When Harman tried to clarify, it got more confusing:
So one reason is that, um, even you have moral status—and in my view back when you were in early fetus you had moral status—but it’s not that aborting you would have been wrong because if your mother had chosen to abort her pregnancy, then it wouldn’t have been the case that you would have had moral status because you would have died as an early fetus, so she would have been aborting something that didn’t have moral status.
…But what it turns out is that it’s a contingent matter that you have moral status you actually have moral status but you might not have counted morally at all if you had been aborted.

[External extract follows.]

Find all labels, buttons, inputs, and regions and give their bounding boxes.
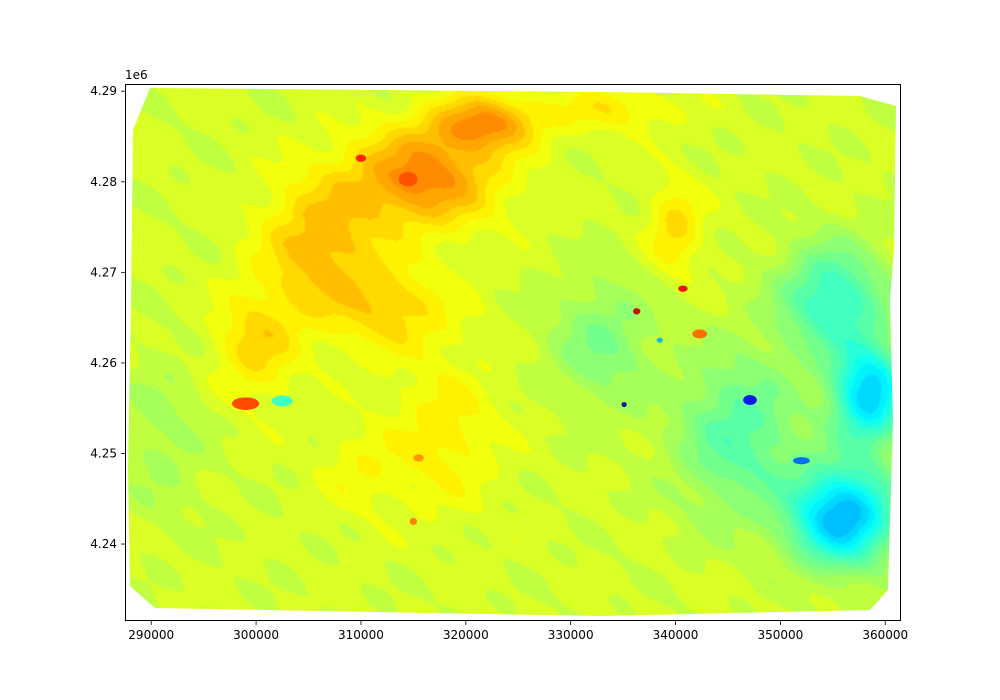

You would have existed but you just would have had this really very short existence in which you wouldn’t have mattered morally.
…I think the right way to look at it is that just given the current state of the fetus you know it’s not having any experiences. There’s nothing about its current state that would make it a member of the moral community. It’s derivative of its future that it gets to have moral status. So it’s really the future and endows moral status on it and if we allow it to have this future and then we’re allowing it to be the kind of thing that now would have moral status so in aborting it I don’t think you’re depriving it of something that it independently has.
In contrast to Harman’s view, science confirms that life begins at conception. Embryology also points to stunning developments of unborn children, even those earlier on in gestation.